Talvez, os pobres colegas das artes médicas e sociais, estivessem enclausurados nessa sombria névoa de controle e estagnação, que por muitos séculos esteve ofuscando a ciência e impossibilitando o livre discurso sobre as coisas da sexualidade.
De certo, o mesmo Foucault, também analiticamente disserta sobre o sexo nos meados do séc XVII, e sobre o controle da Pastoral sobre o mesmo: "O sexo segundo a nova pastoral, não deve mais ser mencionado sem prudência; mas seus aspectos, suas correlações, seus efeitos devem ser seguidos até as mais finas ramificações: uma sombra num devaneio, uma imagem expulsa com demasiada lentidão, uma cumplicidade mal afastada entre a mecânica do corpo e a complacência do espírito: tudo deve ser dito."

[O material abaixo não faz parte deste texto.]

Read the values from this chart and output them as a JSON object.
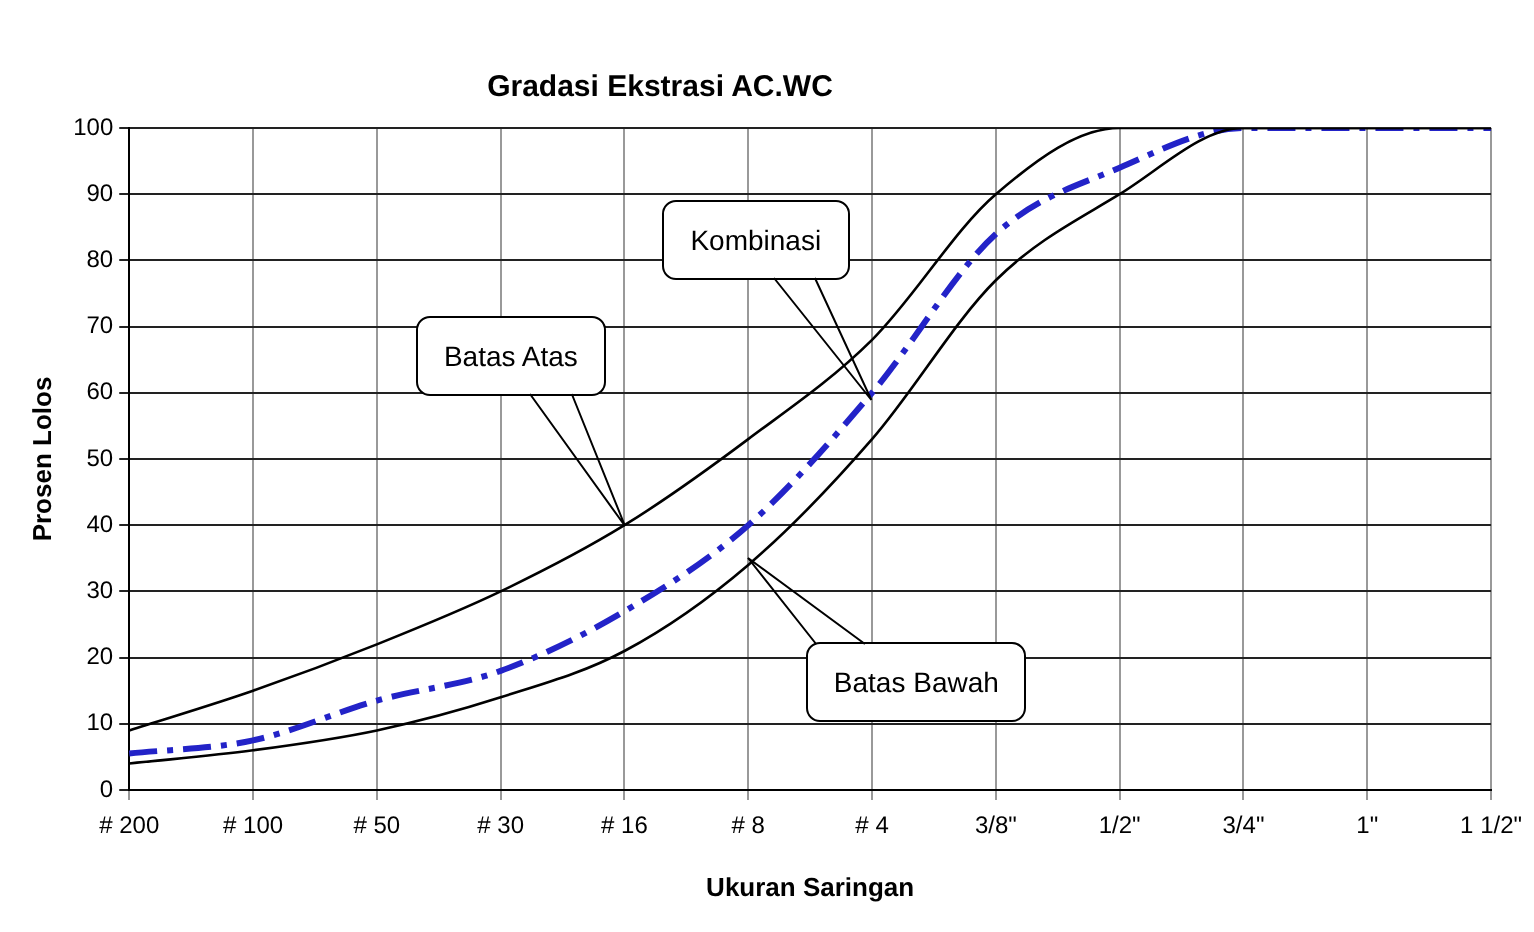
{
  "chart_data": {
    "type": "line",
    "title": "Gradasi Ekstrasi AC.WC",
    "xlabel": "Ukuran Saringan",
    "ylabel": "Prosen Lolos",
    "categories": [
      "# 200",
      "# 100",
      "# 50",
      "# 30",
      "# 16",
      "# 8",
      "# 4",
      "3/8\"",
      "1/2\"",
      "3/4\"",
      "1\"",
      "1 1/2\""
    ],
    "series": [
      {
        "color": "#000000",
        "line_style": "solid",
        "values": [
          9,
          15,
          22,
          30,
          40,
          53,
          68,
          90,
          100,
          100,
          100,
          100
        ]
      },
      {
        "color": "#000000",
        "line_style": "solid",
        "values": [
          4,
          6,
          9,
          14,
          21,
          34,
          53,
          77,
          90,
          100,
          100,
          100
        ]
      },
      {
        "color": "#2323c8",
        "line_style": "dashed",
        "values": [
          5.5,
          7.5,
          13.5,
          18,
          27,
          40,
          60,
          84,
          94,
          100,
          100,
          100
        ]
      }
    ],
    "ylim": [
      0,
      100
    ],
    "yticks": [
      0,
      10,
      20,
      30,
      40,
      50,
      60,
      70,
      80,
      90,
      100
    ],
    "grid": true,
    "legend": false,
    "marker": "none",
    "annotations": [
      "Batas Atas",
      "Kombinasi",
      "Batas Bawah"
    ]
  }
}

Talvez caro amigo Gutemberg, tanto a ciência médica quato a social, tenham sido por muitos séculos, prisioneiras de um mesmo algoz. Mas, certamente de tudo e de todos, as mulheres foram as mais torturadas durante esses séculos; impedidas de vivenciar o prazer sexual como um sentimento puro e natural, inerente ao ser humano.